Left Bank: Art, Passion and the Rebirth of Paris 1940-1950 by Agnes Poirier is published by Bloomsbury (£25)
When, at the end of five years of Nazi occupation, the Vichy French leader, Marshal Philippe Pètain came to trial, France’s Jewish former Prime Minister Lèon Blum called for the death penalty. “Treason,” he wrote, “is the act of selling out”, which so many had done. Terrified by the brutal onslaught of the German army, a high proportion of the French population had shrunk into collaboration during the occupation.
By contrast, the writers and artists of the Left Bank, united in the Comité des Écrivains resistance grouping, defied the iron grip of their conquerors. The Gestapo executed its leader, Jacques Décour in May 1942 but Édith Thomas, a novelist, took over the running of the organisation — whose members included such names as Albert Camus and Jean-Paul Sartre — from her flat in the 5th arrondissement. Many “disappeared”, the only evidence of which would typically be two chairs and German cigarette butts on the floor in an empty flat.
“There never were any traitors among us,” Édith Thomas recorded. Just as well. Secrecy was vital. In special danger as Jews, some young artists hid in plain sight — set designer Alexandre Trauner and composer Joseph Kosma worked under pseudonyms for the film director Marcel Carné.
Bizarrely, the RAF even air-dropped copies of verse by Left Bank poet Paul Éluard: “On the steps of death I write your name” it read, “I was born to know you, To name you, Liberty”.
Meanwhile, novelist Colette hid her young Jewish husband and the emerging actress Simone Signoret her Jewish heritage. Sartre and Simone de Beauvoir pressed on with their magazine, Les Temps Modernes. Résistants Arthur Koestler, Albert Camus, Marguerite Duras and her circle at 5 rue St Benoit were all members of the Communist party and, by the time of liberation, they were riding high in esteem.
But then, Koestler’s best-selling book, Darkness at Noon, revealing the brutality of Stalin’s regime, swung the 1946 referendum away from the Communists, 52 per cent of voters handing the task of ruling France to the Social Democrats.
Act Two of Agnes Poirier's densely researched book switches on the post-war lights. The Left Bank survived as gloriously creative as ever — in contrast to the London that Arthur Koestler described as a “grey sick wilderness”.
Café Flore —where Picasso drank every evening — attracted artists from across the world. Aspiring writers came from the USA on a wave of education grants. Ernest Hemingway arrived on a tank at the liberation, “jumped down outside his old girlfriend’s house and shouted her name. She and her sister ran out”.
Norman Mailer and his young wife Bea fell for the Left Bank, and Mailer wrote The Naked and the Dead from his flat in St Germaine-des-Près. Art Buchwald (determined to wangle his way into a job as New York Herald Tribune correspondent) and Lionel Abel took up bohemian life — with young mistresses.

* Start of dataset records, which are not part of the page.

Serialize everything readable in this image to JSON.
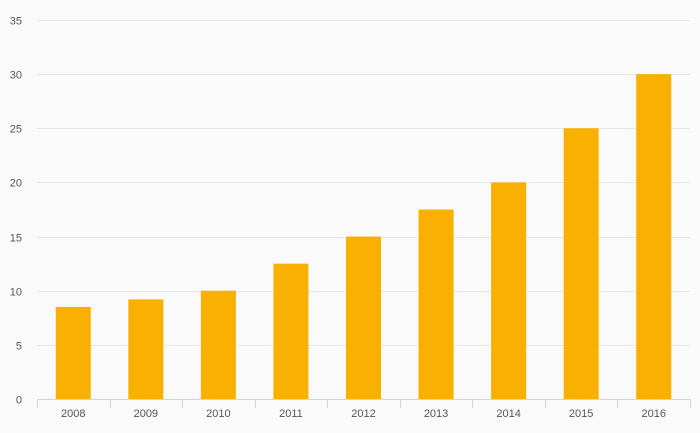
{
  "chart_data": {
    "type": "bar",
    "title": "",
    "xlabel": "",
    "ylabel": "",
    "categories": [
      "2008",
      "2009",
      "2010",
      "2011",
      "2012",
      "2013",
      "2014",
      "2015",
      "2016"
    ],
    "values": [
      8.5,
      9.2,
      10,
      12.5,
      15,
      17.5,
      20,
      25,
      30
    ],
    "ylim": [
      0,
      35
    ],
    "yticks": [
      "0",
      "5",
      "10",
      "15",
      "20",
      "25",
      "30",
      "35"
    ],
    "grid": true,
    "legend": "none",
    "colors": {
      "bar": "#f9b000",
      "grid": "#e6e6e6",
      "axis": "#ccd6eb",
      "background": "#fafafa"
    }
  }
}
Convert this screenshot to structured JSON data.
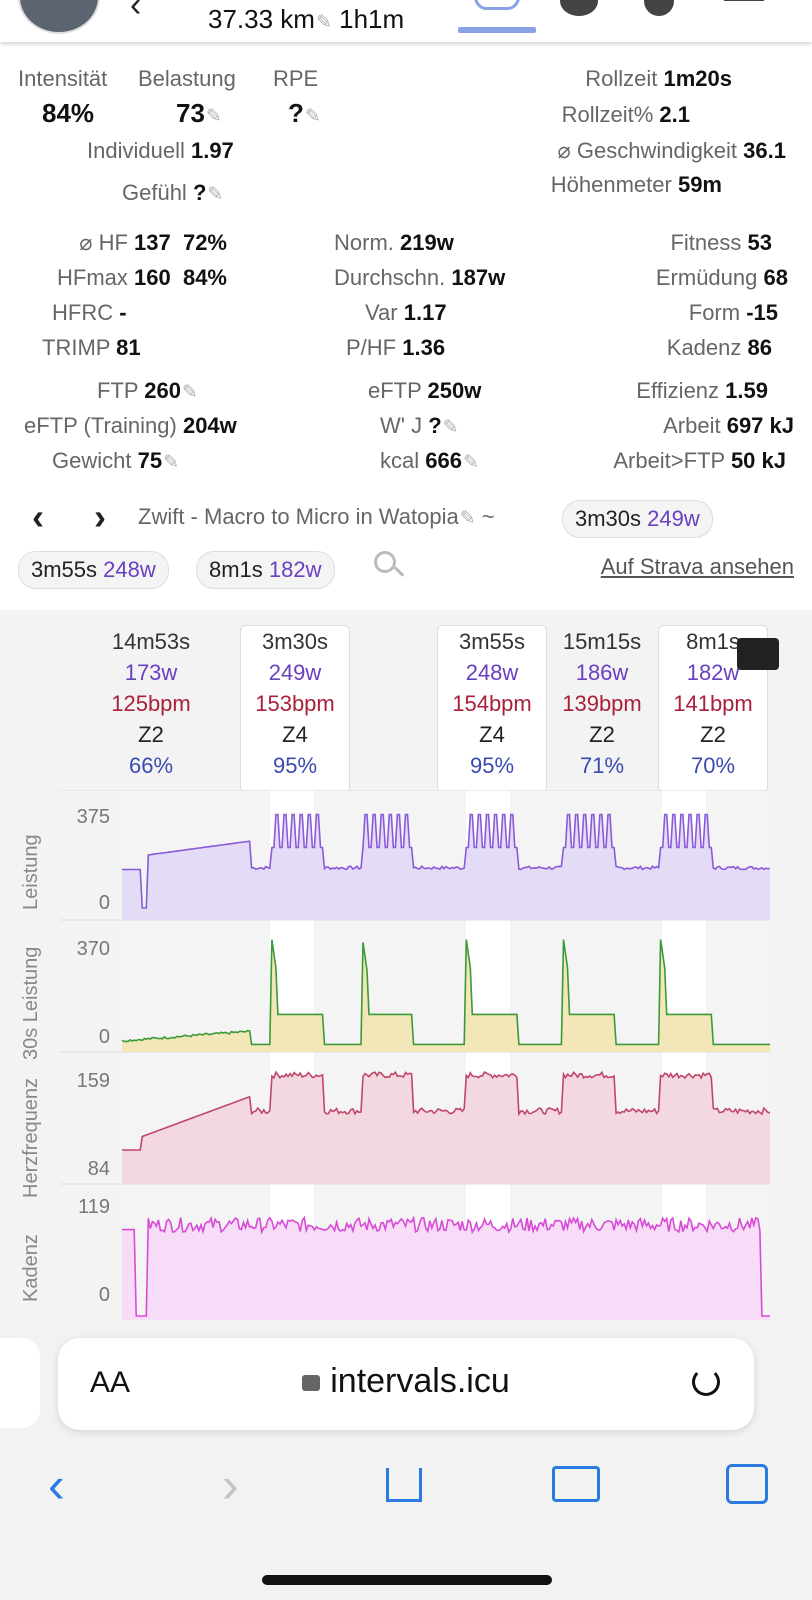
{
  "header": {
    "distance": "37.33 km",
    "duration": "1h1m"
  },
  "stats": {
    "intensity": {
      "label": "Intensität",
      "value": "84%"
    },
    "load": {
      "label": "Belastung",
      "value": "73"
    },
    "rpe": {
      "label": "RPE",
      "value": "?"
    },
    "individual": {
      "label": "Individuell",
      "value": "1.97"
    },
    "feel": {
      "label": "Gefühl",
      "value": "?"
    },
    "coast_time": {
      "label": "Rollzeit",
      "value": "1m20s"
    },
    "coast_pct": {
      "label": "Rollzeit%",
      "value": "2.1"
    },
    "avg_speed": {
      "label": "⌀ Geschwindigkeit",
      "value": "36.1"
    },
    "elevation": {
      "label": "Höhenmeter",
      "value": "59m"
    },
    "avg_hr": {
      "label": "⌀ HF",
      "value": "137  72%"
    },
    "max_hr": {
      "label": "HFmax",
      "value": "160  84%"
    },
    "hrrc": {
      "label": "HFRC",
      "value": "-"
    },
    "trimp": {
      "label": "TRIMP",
      "value": "81"
    },
    "norm_power": {
      "label": "Norm.",
      "value": "219w"
    },
    "avg_power": {
      "label": "Durchschn.",
      "value": "187w"
    },
    "variability": {
      "label": "Var",
      "value": "1.17"
    },
    "power_hr": {
      "label": "P/HF",
      "value": "1.36"
    },
    "fitness": {
      "label": "Fitness",
      "value": "53"
    },
    "fatigue": {
      "label": "Ermüdung",
      "value": "68"
    },
    "form": {
      "label": "Form",
      "value": "-15"
    },
    "cadence": {
      "label": "Kadenz",
      "value": "86"
    },
    "ftp": {
      "label": "FTP",
      "value": "260"
    },
    "eftp_training": {
      "label": "eFTP (Training)",
      "value": "204w"
    },
    "weight": {
      "label": "Gewicht",
      "value": "75"
    },
    "eftp": {
      "label": "eFTP",
      "value": "250w"
    },
    "wprime": {
      "label": "W' J",
      "value": "?"
    },
    "kcal": {
      "label": "kcal",
      "value": "666"
    },
    "efficiency": {
      "label": "Effizienz",
      "value": "1.59"
    },
    "work": {
      "label": "Arbeit",
      "value": "697 kJ"
    },
    "work_above_ftp": {
      "label": "Arbeit>FTP",
      "value": "50 kJ"
    }
  },
  "activity": {
    "name": "Zwift - Macro to Micro in Watopia",
    "separator": "~",
    "chips": [
      {
        "time": "3m30s",
        "watts": "249w"
      },
      {
        "time": "3m55s",
        "watts": "248w"
      },
      {
        "time": "8m1s",
        "watts": "182w"
      }
    ],
    "strava_link": "Auf Strava ansehen"
  },
  "intervals": [
    {
      "time": "14m53s",
      "watts": "173w",
      "bpm": "125bpm",
      "zone": "Z2",
      "pct": "66%"
    },
    {
      "time": "3m30s",
      "watts": "249w",
      "bpm": "153bpm",
      "zone": "Z4",
      "pct": "95%"
    },
    {
      "time": "3m55s",
      "watts": "248w",
      "bpm": "154bpm",
      "zone": "Z4",
      "pct": "95%"
    },
    {
      "time": "15m15s",
      "watts": "186w",
      "bpm": "139bpm",
      "zone": "Z2",
      "pct": "71%"
    },
    {
      "time": "8m1s",
      "watts": "182w",
      "bpm": "141bpm",
      "zone": "Z2",
      "pct": "70%"
    }
  ],
  "chart_data": {
    "type": "line",
    "x_unit": "time",
    "panels": [
      {
        "name": "Leistung",
        "ylim": [
          0,
          375
        ],
        "ticks": [
          "375",
          "0"
        ],
        "color": "#8a5ad8"
      },
      {
        "name": "30s Leistung",
        "ylim": [
          0,
          370
        ],
        "ticks": [
          "370",
          "0"
        ],
        "color": "#3a9a3a"
      },
      {
        "name": "Herzfrequenz",
        "ylim": [
          84,
          159
        ],
        "ticks": [
          "159",
          "84"
        ],
        "color": "#c0466a"
      },
      {
        "name": "Kadenz",
        "ylim": [
          0,
          119
        ],
        "ticks": [
          "119",
          "0"
        ],
        "color": "#d84ad8"
      }
    ]
  },
  "browser": {
    "aa": "AA",
    "url": "intervals.icu"
  }
}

Saul Bellow hated Paris on arrival. He installed his young family on the Right Bank. But, with a working studio on the Left Bank, he soon acquired a 21-year-old blonde lover from an elite bourgeois family.
The louche and relaxed, jazzy lifestyle was a sexual playground for both sexes. As the hard right tightened its grip on America, black musicians like Miles Davis and Dizzy Gillespie found acceptance and celebration in the café culture and jazz bars.
Loaded with references, intense in scholarship, Poirier’s book tells all in dramatic detail. It would fit any bookshelf.